Подойдя ближе, Ичивари понял, что привычка примерять свои обычаи к чужой жизни обманула: перед ним растопырилось в семь окон то, что называется у бледных таберной. Место для еды и отдыха, покупаемых странниками за деньги. Махиг даже приободрился: самое время усилить завтрак чем-то более существенным, нежели лук и хлеб. Толпа народу уже была совсем рядом, по краю переминались самые тощие и нерешительные. Ичивари врезался в массу людских тел с целеустремленностью страждущего и побрел к дверям таберны, разгребая людей, как пловец – волны.
– Арпа! Истинно говорю, люди, она – арпа! – верещал у самой двери тощий мужичонка, тыча пальцем куда-то в сторону. – И хвост у нее есть! Я как подол задрал, так сразу и разглядел. Она ваш скот прокляла, как есть она!
– Так пропала же корова, а не подохла, – попыталась вставить слово дородная женщина, прижатая к самой стене таберны. – Искать надобно! Всем миром!
– Арпу изведем, сама найдется, – прогудел рослый мужик, копаясь в бороде так усердно, словно в ней можно было добыть завтрак. – Глаза отвела тебе! Туточки твоя корова, ан не видать ее!
– Бей проклятущую! – тоньше и злее взвыл тощий.
Ичивари, уже одолевший толпу и вынырнувший в первый ряд, на эдакий берег – впереди пусто, до самой двери таберны – остановился и огляделся. С высоты его роста все люди были видны хорошо, подробно. Тупая злоба на лицах, единая для всех, производила гнетущее впечатление.
– Неужто хвост? – поинтересовался Ичивари, возвышая голос и ощущая себя самозваным борцом с местным безумием ариха, пусть и не явленным прямо, но пляшущим искрами зла в глазах.

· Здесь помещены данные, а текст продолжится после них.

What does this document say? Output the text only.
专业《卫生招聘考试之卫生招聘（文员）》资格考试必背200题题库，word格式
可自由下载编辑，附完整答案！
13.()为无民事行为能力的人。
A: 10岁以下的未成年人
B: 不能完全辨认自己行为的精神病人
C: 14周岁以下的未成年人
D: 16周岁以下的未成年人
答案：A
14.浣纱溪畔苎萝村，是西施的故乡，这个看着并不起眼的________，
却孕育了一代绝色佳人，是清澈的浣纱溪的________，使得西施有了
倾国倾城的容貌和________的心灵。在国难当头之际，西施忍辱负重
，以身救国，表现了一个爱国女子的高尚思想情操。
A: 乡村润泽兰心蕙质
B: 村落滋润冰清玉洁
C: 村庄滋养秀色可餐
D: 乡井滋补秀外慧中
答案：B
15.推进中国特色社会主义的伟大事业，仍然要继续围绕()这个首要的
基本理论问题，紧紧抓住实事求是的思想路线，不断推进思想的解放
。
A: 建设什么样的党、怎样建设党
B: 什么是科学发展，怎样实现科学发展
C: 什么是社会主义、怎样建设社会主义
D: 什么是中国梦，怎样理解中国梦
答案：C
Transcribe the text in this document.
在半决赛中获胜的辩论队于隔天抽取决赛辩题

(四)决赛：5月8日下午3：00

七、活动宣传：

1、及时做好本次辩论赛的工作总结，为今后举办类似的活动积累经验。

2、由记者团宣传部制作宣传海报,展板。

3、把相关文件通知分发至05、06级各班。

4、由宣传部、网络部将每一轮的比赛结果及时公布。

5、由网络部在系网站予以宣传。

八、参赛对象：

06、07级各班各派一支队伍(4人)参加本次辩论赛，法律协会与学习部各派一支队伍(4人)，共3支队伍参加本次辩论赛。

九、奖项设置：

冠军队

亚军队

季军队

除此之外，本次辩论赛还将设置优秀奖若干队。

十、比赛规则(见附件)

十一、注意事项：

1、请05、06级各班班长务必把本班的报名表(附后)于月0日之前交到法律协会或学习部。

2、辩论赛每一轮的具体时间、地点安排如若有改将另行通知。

Толпа притихла, вслушиваясь в гулкие отзвуки голоса. В задних рядах насторожились и подались вперед, в ближних, наоборот, постарались отодвинуться и рассмотреть незнакомца. Тощий поморщился, стрельнул взглядом в пыльные кусты и забеспокоился: не стоит ли скрыться? Толпа плотная, а он всем заметен, особенно теперь, когда ему громогласно задан вопрос…
– Длинный, тощий, с волосьями на кончике, – твердо и убежденно сообщил тагорриец, затеявший шум. И взвизгнул звонче: – Бей ее! Арпа!